Directed by Cindy Gendrich, Harold Pinter’s three-person play “Old Times” ran in Scales Fine Arts Center’s Ring Theatre from Feb. 11-15. The third mainstage production of the season, “Old Times,” turned memory into both subject and weapon, asking audiences to consider how recollection shapes identity and how easily it can be bent.
The plot is deceptively simple: married couple Deeley (Bennett Haara and Conner Hunt) and Kate (Gabi Velinova and Lauren Veldhuizen) host Anna (Ashlyn Collings and B.G. Cave), Kate’s friend from twenty years earlier. Over drinks and conversation, the three trade stories about their shared past, yet their memories do not align. What begins as a nostalgic recollection slowly morphs into a quiet battle over who remembers “correctly.”
“‘Old Times’ reveals how much we come to define ourselves through memory and how disorienting its distortion and weaponization can be,” Gendrich wrote in her director’s note.
That idea guided the play’s production from its earliest stages.
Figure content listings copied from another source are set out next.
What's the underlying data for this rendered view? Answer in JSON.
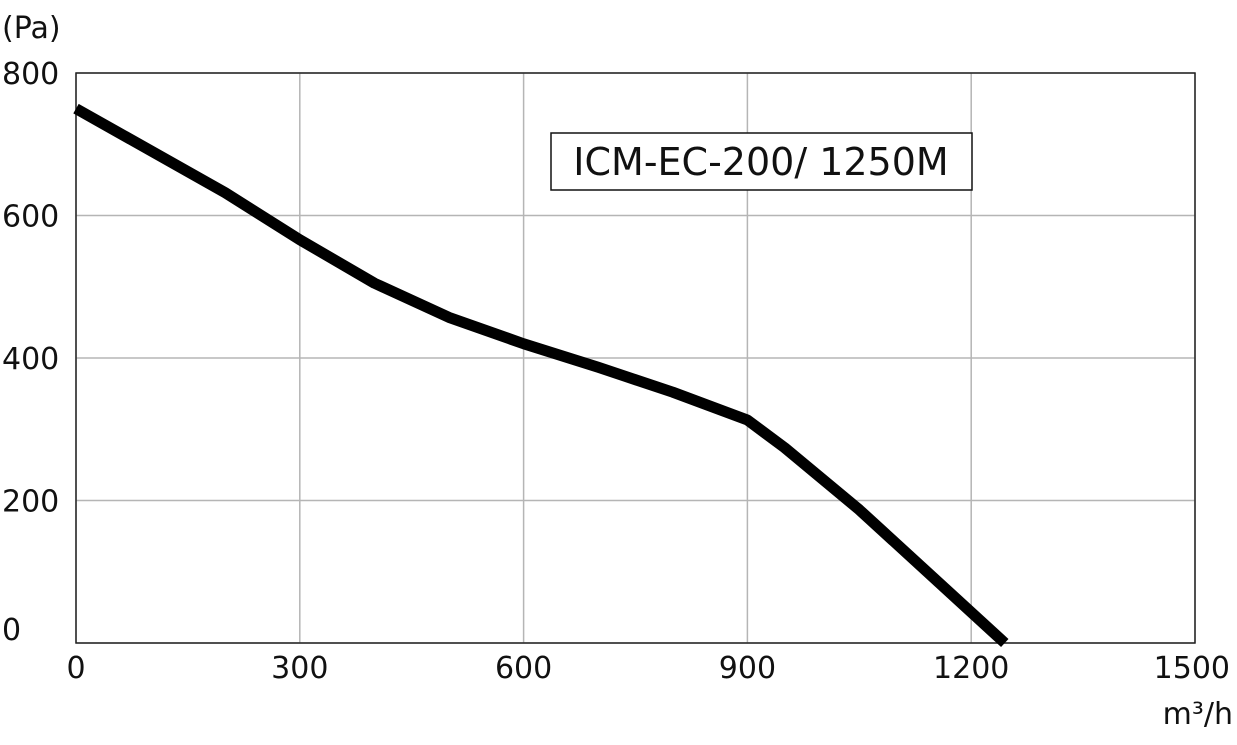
{
  "chart_data": {
    "type": "line",
    "title": "ICM-EC-200/ 1250M",
    "y_label": "(Pa)",
    "x_label": "m³/h",
    "x": [
      0,
      200,
      300,
      400,
      500,
      600,
      700,
      800,
      900,
      950,
      1050,
      1245
    ],
    "series": [
      {
        "name": "ICM-EC-200/ 1250M",
        "color": "#000000",
        "values": [
          750,
          632,
          566,
          505,
          457,
          420,
          387,
          352,
          313,
          274,
          187,
          0
        ]
      }
    ],
    "xlim": [
      0,
      1500
    ],
    "xticks": [
      0,
      300,
      600,
      900,
      1200,
      1500
    ],
    "ylim": [
      0,
      800
    ],
    "yticks": [
      0,
      200,
      400,
      600,
      800
    ],
    "grid": true
  }
}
Last semester, under Gendrich’s guidance, junior Ziqi Huang researched the mechanics of memory in preparation for the show. She studied how the brain encodes information, how recall changes over time and how easily memories can be reshaped.
“We came to the realization that Pinter had this good intuition about the ability of memory,” Huang said. “Back when the play was written, neuroscience was not that advanced to tell us how we can change or implant the memory — yet Pinter is able to use his words to capture how memory plays a role in human connection.”
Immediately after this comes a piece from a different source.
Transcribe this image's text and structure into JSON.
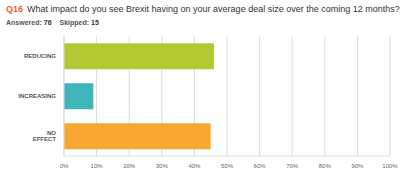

Huang’s research framed the play as a psychological process unfolding in real time. Each character’s version of the past becomes an attempt to stabilize the present. If memory defines who we are, then controlling the narrative of memory becomes a way to control identity itself.
Now, Huang calls “Old Times” her favorite play.
“It has rich subtext and invites you to observe everything that is happening between the three characters,” Huang said. “It’s purposely ambiguous.”
That ambiguity extended to casting. Unlike most mainstage productions at Wake Forest, “Old Times” featured two separate casts who alternated performance nights. After initially rotating scene partners in rehearsal, each cast developed individual dynamics after Gendrich finalized their performance arrangements.
As Huang sees it, ambiguity has the power to create different subtexts — and it certainly did in the case of “Old Times.” Though both casts spoke the same lines, their interpretations were strikingly different.
“Bennett [Haara, who was cast as Deeley in one production] and I are bringing our different lives and experiences to it and thus creating entirely different characters and different worlds,” said Hunt, the other actor playing Deeley.
In a play about perspective, the double casting emphasized the argument that no single version of events holds absolute authority. It’s a reminder that how we remember — and how we live — is never universal. Each perspective is valid in its own way.
“Memories are not necessarily what we think they are,” Hunt said. “My lived experience in this moment will differ from your lived experience, and in ten years, both of us will remember this conversation differently. And that is a fantastic thing.”
In “Old Times,” that difference is not a flaw. It is the point.